I work four days a week in a general practice and do 85 percent of the periodontal cases, and have been working one day a week in a periodontal practice where I do 100 percent of the periodontal cases. Do I have more specialized skills one day a week when I am in the periodontist`s office? No! I am a highly skilled, competent practitioner all week long.
She states, "It usually takes two years of comprehensive training to prepare or teach a hygienist to meet the challenge of providing quality periodontal therapy to patients, despite previous work experience." Excuse me, what was dental hygiene school all about? What is my day-to-day experience worth?
I do use some of the "so-called `substitute` therapies;" however, we call them "adjunctive therapies." Does one therapy work for all patients? Of course not! In the general practice, we treat patients on an individualized plan. I am as completely capable of providing scaling and root planing procedures within the four walls of the general practice as I am in the periodontal practice.
In the periodontist`s office, it seems to be a "one size fits all" therapy. First, scaling and root planing by the hygienist, then surgery for all remaining pockets over 5mm.
Is this really in the best interest of the patient? I don`t know. Of the patients that I treat in the periodontal practice who have had surgery, the biggest difference that I see is most of them have extreme sensitiviy - not just during maintenance therapy appointments (which precludes being able to use the Cavitron), but cold sensitivity all the time. In the general practice, we offer the patients a choice. We lay out all of the options and they choose whether or not to seek specialized treatment. Some do, some don`t.
Is this supervised neglect? Of course not! This is allowing the patient to make an informed choice. Many patients choose to have scaling and root planing completed in the general office. Why? They know me and the dentist, and trust us.

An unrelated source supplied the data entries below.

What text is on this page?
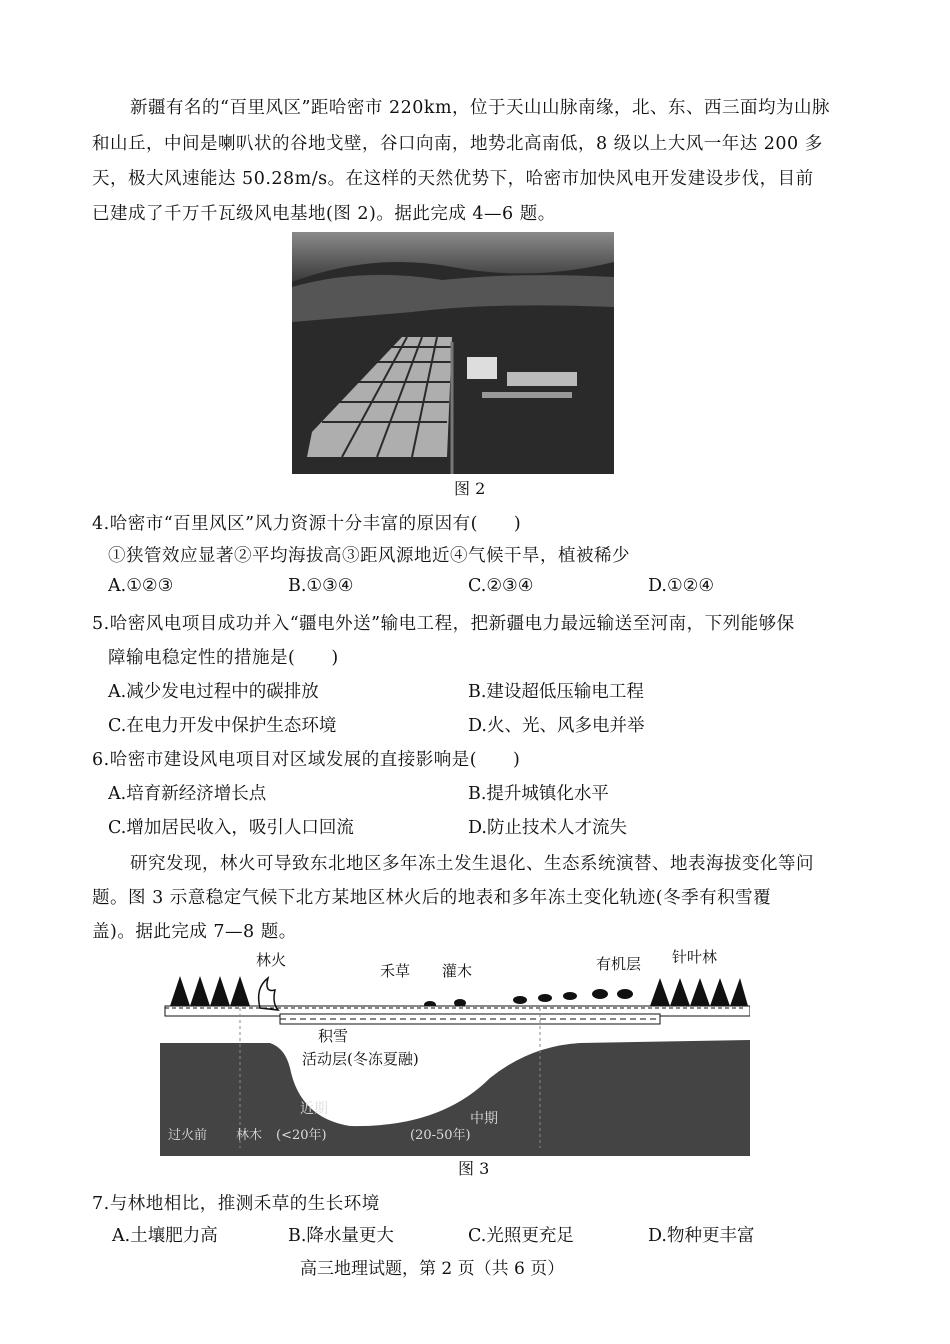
新疆有名的“百里风区”距哈密市 220km，位于天山山脉南缘，北、东、西三面均为山脉
和山丘，中间是喇叭状的谷地戈壁，谷口向南，地势北高南低，8 级以上大风一年达 200 多
天，极大风速能达 50.28m/s。在这样的天然优势下，哈密市加快风电开发建设步伐，目前
已建成了千万千瓦级风电基地(图 2)。据此完成 4—6 题。
图 2
4.哈密市“百里风区”风力资源十分丰富的原因有(　　)
①狭管效应显著②平均海拔高③距风源地近④气候干旱，植被稀少
A.①②③	B.①③④	C.②③④	D.①②④
5.哈密风电项目成功并入“疆电外送”输电工程，把新疆电力最远输送至河南，下列能够保
障输电稳定性的措施是(　　)
A.减少发电过程中的碳排放	B.建设超低压输电工程
C.在电力开发中保护生态环境	D.火、光、风多电并举
6.哈密市建设风电项目对区域发展的直接影响是(　　)
A.培育新经济增长点	B.提升城镇化水平
C.增加居民收入，吸引人口回流	D.防止技术人才流失
研究发现，林火可导致东北地区多年冻土发生退化、生态系统演替、地表海拔变化等问
题。图 3 示意稳定气候下北方某地区林火后的地表和多年冻土变化轨迹(冬季有积雪覆
盖)。据此完成 7—8 题。
林火
禾草 灌木	有机层 针叶林
积雪
活动层(冬冻夏融)
近期
中期
过火前 林木 (<20年)	(20-50年)
图 3
7.与林地相比，推测禾草的生长环境
A.土壤肥力高	B.降水量更大	C.光照更充足	D.物种更丰富
高三地理试题，第 2 页（共 6 页）
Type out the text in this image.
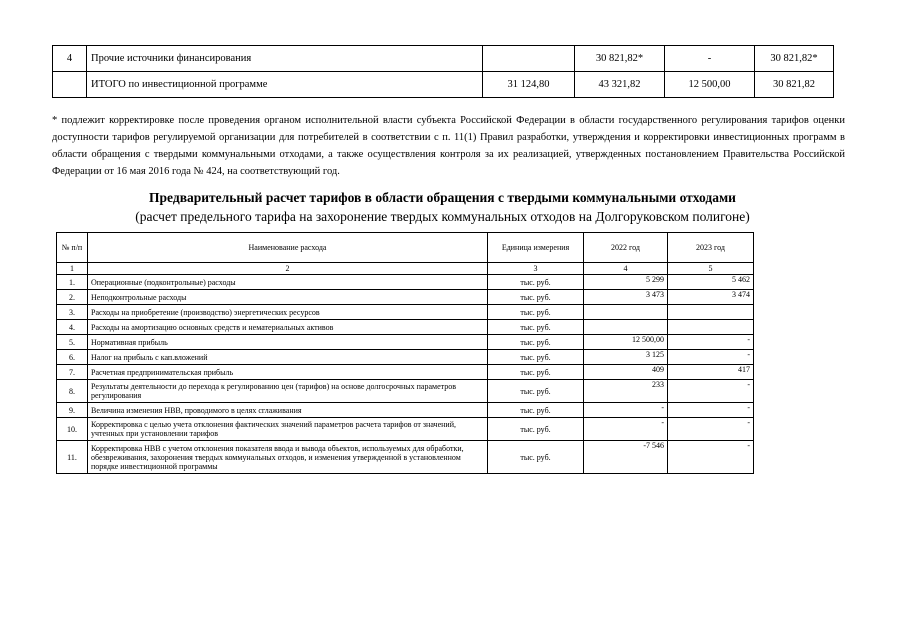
4	Прочие источники финансирования		30 821,82*	-	30 821,82*
	ИТОГО по инвестиционной программе	31 124,80	43 321,82	12 500,00	30 821,82
* подлежит корректировке после проведения органом исполнительной власти субъекта Российской Федерации в области государственного регулирования тарифов оценки доступности тарифов регулируемой организации для потребителей в соответствии с п. 11(1) Правил разработки, утверждения и корректировки инвестиционных программ в области обращения с твердыми коммунальными отходами, а также осуществления контроля за их реализацией, утвержденных постановлением Правительства Российской Федерации от 16 мая 2016 года № 424, на соответствующий год.
Предварительный расчет тарифов в области обращения с твердыми коммунальными отходами
(расчет предельного тарифа на захоронение твердых коммунальных отходов на Долгоруковском полигоне)
№ п/п	Наименование расхода	Единица измерения	2022 год	2023 год
1	2	3	4	5
1.	Операционные (подконтрольные) расходы	тыс. руб.	5 299	5 462
2.	Неподконтрольные расходы	тыс. руб.	3 473	3 474
3.	Расходы на приобретение (производство) энергетических ресурсов	тыс. руб.		
4.	Расходы на амортизацию основных средств и нематериальных активов	тыс. руб.		
5.	Нормативная прибыль	тыс. руб.	12 500,00	-
6.	Налог на прибыль с кап.вложений	тыс. руб.	3 125	-
7.	Расчетная предпринимательская прибыль	тыс. руб.	409	417
8.	Результаты деятельности до перехода к регулированию цен (тарифов) на основе долгосрочных параметров регулирования	тыс. руб.	233	-
9.	Величина изменения НВВ, проводимого в целях сглаживания	тыс. руб.	-	-
10.	Корректировка с целью учета отклонения фактических значений параметров расчета тарифов от значений, учтенных при установлении тарифов	тыс. руб.	-	-
11.	Корректировка НВВ с учетом отклонения показателя ввода и вывода объектов, используемых для обработки, обезвреживания, захоронения твердых коммунальных отходов, и изменения утвержденной в установленном порядке инвестиционной программы	тыс. руб.	-7 546	-
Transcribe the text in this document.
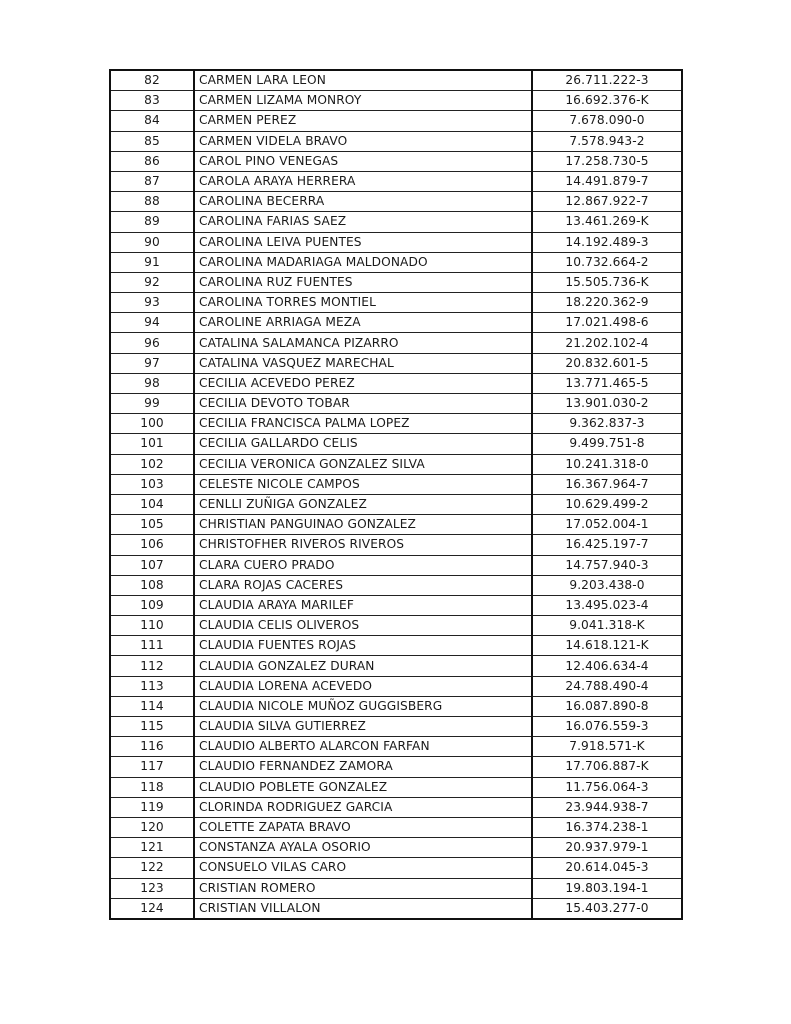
82	CARMEN LARA LEON	26.711.222-3
83	CARMEN LIZAMA MONROY	16.692.376-K
84	CARMEN PEREZ	7.678.090-0
85	CARMEN VIDELA BRAVO	7.578.943-2
86	CAROL PINO VENEGAS	17.258.730-5
87	CAROLA ARAYA HERRERA	14.491.879-7
88	CAROLINA BECERRA	12.867.922-7
89	CAROLINA FARIAS SAEZ	13.461.269-K
90	CAROLINA LEIVA PUENTES	14.192.489-3
91	CAROLINA MADARIAGA MALDONADO	10.732.664-2
92	CAROLINA RUZ FUENTES	15.505.736-K
93	CAROLINA TORRES MONTIEL	18.220.362-9
94	CAROLINE ARRIAGA MEZA	17.021.498-6
96	CATALINA SALAMANCA PIZARRO	21.202.102-4
97	CATALINA VASQUEZ MARECHAL	20.832.601-5
98	CECILIA ACEVEDO PEREZ	13.771.465-5
99	CECILIA DEVOTO TOBAR	13.901.030-2
100	CECILIA FRANCISCA PALMA LOPEZ	9.362.837-3
101	CECILIA GALLARDO CELIS	9.499.751-8
102	CECILIA VERONICA GONZALEZ SILVA	10.241.318-0
103	CELESTE NICOLE CAMPOS	16.367.964-7
104	CENLLI ZUÑIGA GONZALEZ	10.629.499-2
105	CHRISTIAN PANGUINAO GONZALEZ	17.052.004-1
106	CHRISTOFHER RIVEROS RIVEROS	16.425.197-7
107	CLARA CUERO PRADO	14.757.940-3
108	CLARA ROJAS CACERES	9.203.438-0
109	CLAUDIA ARAYA MARILEF	13.495.023-4
110	CLAUDIA CELIS OLIVEROS	9.041.318-K
111	CLAUDIA FUENTES ROJAS	14.618.121-K
112	CLAUDIA GONZALEZ DURAN	12.406.634-4
113	CLAUDIA LORENA ACEVEDO	24.788.490-4
114	CLAUDIA NICOLE MUÑOZ GUGGISBERG	16.087.890-8
115	CLAUDIA SILVA GUTIERREZ	16.076.559-3
116	CLAUDIO ALBERTO ALARCON FARFAN	7.918.571-K
117	CLAUDIO FERNANDEZ ZAMORA	17.706.887-K
118	CLAUDIO POBLETE GONZALEZ	11.756.064-3
119	CLORINDA RODRIGUEZ GARCIA	23.944.938-7
120	COLETTE ZAPATA BRAVO	16.374.238-1
121	CONSTANZA AYALA OSORIO	20.937.979-1
122	CONSUELO VILAS CARO	20.614.045-3
123	CRISTIAN ROMERO	19.803.194-1
124	CRISTIAN VILLALON	15.403.277-0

I have no problem referring to the periodontist if that is what the patient chooses. However, I am finding that it is mostly the Type V refractory cases that aren`t responding to the therapy implemented in the general practice. Is referring them to the periodontist going to make them healthy? No! Will surgery improve their odds? Maybe.
I`m not questioning the value of quality periodontal therapy. I`m just offering the opinion that it can be accomplished successfully in the general practice and that it does not constitute being unaware, unethical, or incompetent as Ms. Gallion-Osmon implies. This is just my own opinion based on my own observations.